The ideal parallel system with n nodes provides n times speedup. The linear speedup is difficult to achieve because of the I/O operations data from HDFS and the communications cost between nodes. Table 1 shows the computational time of generating core from dataset containing \(30\cdot 10^6\) objects. The number of nodes varied from 1 to 19. Figure 1 shows, the proposed algorithm has a good performance until the number of nodes is less than 14. Mapper doesn’t always work on node where is stored block of file in HDFS. In this case block of file with data is sending from node, where is stored to another, where is processing. The main reason why speedup isn’t linear is overhead read and write operations. Generally, if the number of node is bigger, the speed performs better.

Table 1. Speedup experiment results
Fig. 1.
figure 1

Speedup

4.2 Scaleup

Scaleup analysis measures stability system when system and dataset size grow in each step of experiment. The scaleup coefficient is defined as follows [7]:

$$ Scaleup(DT,n) = \frac{t_{DT_{1,1}}}{t_{{DT_n,n}}} $$

where \(t_{DT_{1,1}}\) is the computational time for dataset DT on one node, and \(t_{{DT_n,n}}\) is the computational time for n-larger dataset DT on n nodes.

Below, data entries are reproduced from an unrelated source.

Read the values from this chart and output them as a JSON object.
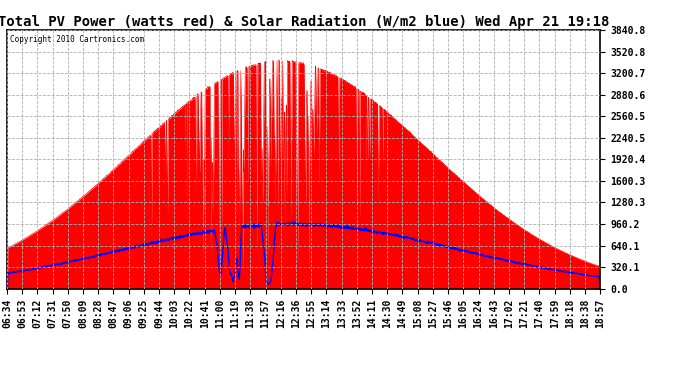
{
  "title": "Total PV Power (watts red) & Solar Radiation (W/m2 blue) Wed Apr 21 19:18",
  "copyright_text": "Copyright 2010 Cartronics.com",
  "y_ticks": [
    0.0,
    320.1,
    640.1,
    960.2,
    1280.3,
    1600.3,
    1920.4,
    2240.5,
    2560.5,
    2880.6,
    3200.7,
    3520.8,
    3840.8
  ],
  "y_tick_labels": [
    "0.0",
    "320.1",
    "640.1",
    "960.2",
    "1280.3",
    "1600.3",
    "1920.4",
    "2240.5",
    "2560.5",
    "2880.6",
    "3200.7",
    "3520.8",
    "3840.8"
  ],
  "ylim": [
    0,
    3840.8
  ],
  "x_labels": [
    "06:34",
    "06:53",
    "07:12",
    "07:31",
    "07:50",
    "08:09",
    "08:28",
    "08:47",
    "09:06",
    "09:25",
    "09:44",
    "10:03",
    "10:22",
    "10:41",
    "11:00",
    "11:19",
    "11:38",
    "11:57",
    "12:16",
    "12:36",
    "12:55",
    "13:14",
    "13:33",
    "13:52",
    "14:11",
    "14:30",
    "14:49",
    "15:08",
    "15:27",
    "15:46",
    "16:05",
    "16:24",
    "16:43",
    "17:02",
    "17:21",
    "17:40",
    "17:59",
    "18:18",
    "18:38",
    "18:57"
  ],
  "background_color": "#ffffff",
  "grid_color": "#b0b0b0",
  "pv_color": "red",
  "solar_color": "blue",
  "title_fontsize": 10,
  "tick_fontsize": 7
}
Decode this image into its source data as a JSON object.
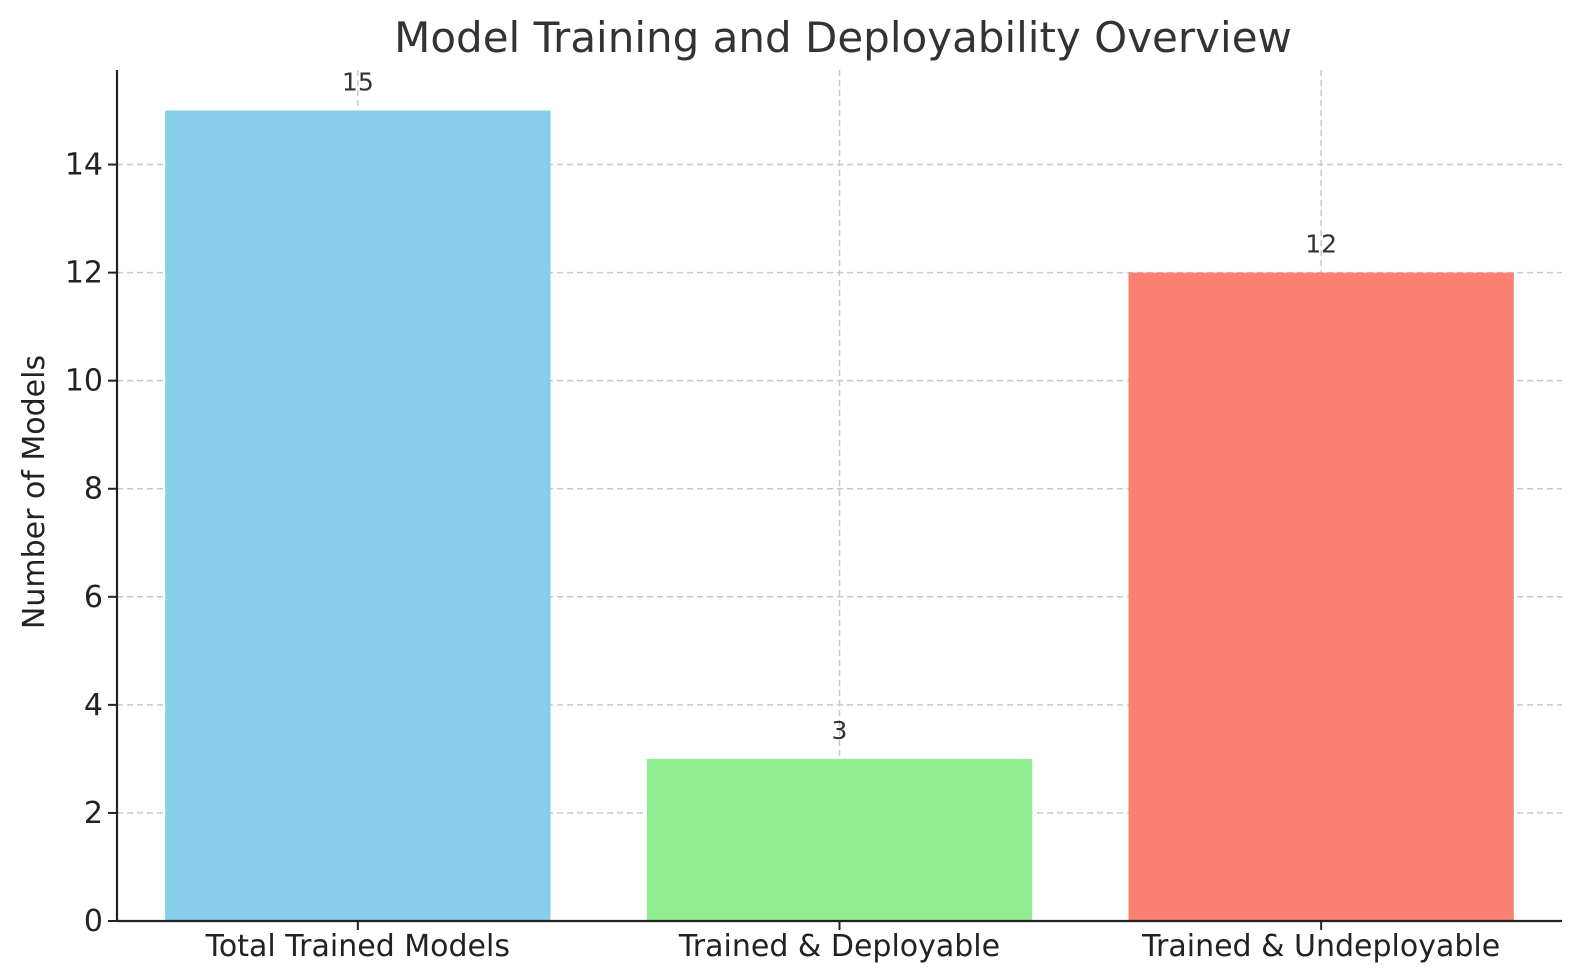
{
  "chart_data": {
    "type": "bar",
    "title": "Model Training and Deployability Overview",
    "xlabel": "",
    "ylabel": "Number of Models",
    "categories": [
      "Total Trained Models",
      "Trained & Deployable",
      "Trained & Undeployable"
    ],
    "values": [
      15,
      3,
      12
    ],
    "data_labels": [
      "15",
      "3",
      "12"
    ],
    "colors": [
      "#87CEEB",
      "#90EE90",
      "#FA8072"
    ],
    "ylim": [
      0,
      15.75
    ],
    "yticks": [
      0,
      2,
      4,
      6,
      8,
      10,
      12,
      14
    ],
    "grid": true,
    "legend": "none"
  }
}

We demonstrate how good the proposed parallel algorithm handles larger datasets when more nodes are available. In scaleup experiments there is linear relationship between number of nodes and dataset size. Core is generated for the dataset consisting of \(0.5\cdot 10^6\) objects on one node and for \(9.5\cdot 10^6\) objects on 19 nodes. Clearly, Fig. 2 shows that the proposed algorithm is scalable.

Fig. 2.
figure 2

Scaleup

4.3 Sizeup

In sizeup tests, the number of nodes is constant, and the dataset size grows in each step of experiment. Sizeup measures how much time is needed for calculations when the size of dataset n-larger than the original dataset. Sizeup is defined as follows [7]:

$$ Sizeup(DT) = \frac{t_{DT_n}}{t_{DT_1}} $$

where \(t_{DT_1}\) is execution time for a given dataset DT, and \(t_{DT_n}\) is execution time n-larger dataset than DT. Figure 3 shows the sizeup experiments results on ten nodes. Results shows that the proposed algorithm has a very good sizeup performance. When dataset grows ten times, the computational time grows 2.3 times.

Fig. 3.
figure 3

Sizeup

5 Conclusions and Future Research

In this paper, generating core for large datasets based on rough set theory is studied. A parallel attribute reduction algorithm is proposed, which is based on the distributed programming model of MapReduce and the core computation algorithm using discernibility measure of a set of attributes. It is worth noting that a very interesting element of the paper is an usage of a counting table instead of a discernibility matrix. The results of the experiments show that the proposed method is efficient for large data, and it is a useful method for data mining and knowledge discovery for big datasets. Our future research work will focus on optimizing data placement in Hadoop to improve efficiency and on applications of distributed in-memory computing for attribute reduction.